I, most of us probably, take our work lives as given. We must work full time. That gives us X dollars. Then we use those dollars as best we can to maximise the non-work hours.

But what if you reversed this? Every minute you save by owning a car (could be anything) is one you pay for with one or more minutes at work. Could you do without the car and simultaneously reduce the work? How convenient is the gadget in terms of the hours required to pay for it, purchase it, maintain it and eventually replace it?

What if you rethought both the numerator and the denominator?

As usual my emphasis

What does it mean to be accurate?

One of my major issues with modern, broadcast journalism is its normalisation of a one dimensional view of accuracy.
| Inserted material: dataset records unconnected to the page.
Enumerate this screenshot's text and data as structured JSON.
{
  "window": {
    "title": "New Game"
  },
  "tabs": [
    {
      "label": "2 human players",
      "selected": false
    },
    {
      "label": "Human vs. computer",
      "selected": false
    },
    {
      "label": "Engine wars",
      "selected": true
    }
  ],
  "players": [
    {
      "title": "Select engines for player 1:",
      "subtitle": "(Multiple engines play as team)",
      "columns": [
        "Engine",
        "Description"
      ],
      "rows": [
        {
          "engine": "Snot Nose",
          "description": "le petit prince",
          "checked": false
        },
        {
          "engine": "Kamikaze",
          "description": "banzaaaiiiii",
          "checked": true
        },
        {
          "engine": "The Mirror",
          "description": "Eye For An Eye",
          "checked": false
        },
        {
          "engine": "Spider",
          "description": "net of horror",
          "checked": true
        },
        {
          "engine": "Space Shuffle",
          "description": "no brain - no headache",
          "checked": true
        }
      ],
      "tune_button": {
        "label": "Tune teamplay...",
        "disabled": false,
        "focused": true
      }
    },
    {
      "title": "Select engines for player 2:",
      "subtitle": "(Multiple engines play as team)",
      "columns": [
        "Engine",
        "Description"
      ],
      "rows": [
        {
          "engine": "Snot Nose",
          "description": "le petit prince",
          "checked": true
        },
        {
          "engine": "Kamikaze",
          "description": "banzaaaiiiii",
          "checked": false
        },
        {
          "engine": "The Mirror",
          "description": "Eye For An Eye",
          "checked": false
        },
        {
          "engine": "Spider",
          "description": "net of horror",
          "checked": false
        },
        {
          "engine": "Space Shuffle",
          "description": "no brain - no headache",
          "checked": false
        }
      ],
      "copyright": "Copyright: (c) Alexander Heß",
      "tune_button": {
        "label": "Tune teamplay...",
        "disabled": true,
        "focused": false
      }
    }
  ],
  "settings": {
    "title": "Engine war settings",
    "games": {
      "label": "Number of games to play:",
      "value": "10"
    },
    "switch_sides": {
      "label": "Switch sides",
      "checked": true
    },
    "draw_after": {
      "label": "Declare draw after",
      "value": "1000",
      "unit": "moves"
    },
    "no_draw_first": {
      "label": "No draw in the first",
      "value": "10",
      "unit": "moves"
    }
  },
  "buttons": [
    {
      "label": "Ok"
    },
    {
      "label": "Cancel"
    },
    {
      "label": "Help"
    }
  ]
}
When called out over a questionable story the retreat mostly takes place to the “facts” within the story itself. Solace is found in the precise sourcing of a story, even if that isn’t the way knowledge actually works.

Rarely are other dimensions questioned, such as whether the story’s very existence is misleading or lends undue credence or salience. Because that, also, is inaccurate. The five stories every day on petty crimes may be exact in recounting the details (as far as we can ever know), but is the presence of five stories an accurate portrayal of the magnitude of the problem?

Is this conflating precision with accuracy?

…precision can mask inaccuracy by giving us a false sense of certainty, either inadvertently or quite deliberately.”

This is from Naked Statistics by Charles Wheelan. I’m about halfway through and haven’t come across much that would be surprising to anyone who has done an intro statistics course. But Wheelan has an interesting way of theorising what are otherwise mundane concepts.

Consider his framing of “precision” and “accuracy” (forgive the long quote):

These words are not interchangeable. Precision reflects the exactitude with which we can express something. In a description of the length of your commute, “41.6 miles” is more precise than “about 40 miles,” which is more precise than “a long f——ing way.” If you ask me how far it is to the nearest gas station, and I tell you that it’s 1.265 miles to the east, that’s a precise answer. Here is the problem: That answer may be entirely inaccurate if the gas station happens to be in the other direction. On the other hand, if I tell you, “Drive ten minutes or so until you see a hot dog stand. The gas station will be a couple hundred yards after that on the right. If you pass the Hooters, you’ve gone too far,” my answer is less precise than “1.265 miles to the east” but significantly better because I am sending you in the direction of the gas station. Accuracy is a measure of whether a figure is broadly consistent with the truth—hence the danger of confusing precision with accuracy. If an answer is accurate, then more precision is usually better. But no amount of precision can make up for inaccuracy

Bringing this back to journalism, it highlights the fallacy in retreating to details rather than the bigger picture. If a portrayal of the world is an accurate one then precision is laudable. But you can’t sacrifice one for the other. By no means conflate one with the other.

If the audience walks away with all the details of the criminals but a misleading impression of the likelihood of their being a victim, that’s a failure. And it’s one we all eventually pay for through public policy.

This is a rabbit hole I’ve wandered down many a time when thinking about journalism and the possibility of representing truth. Whether achievable or not, truth definitely isn’t entirely in the details.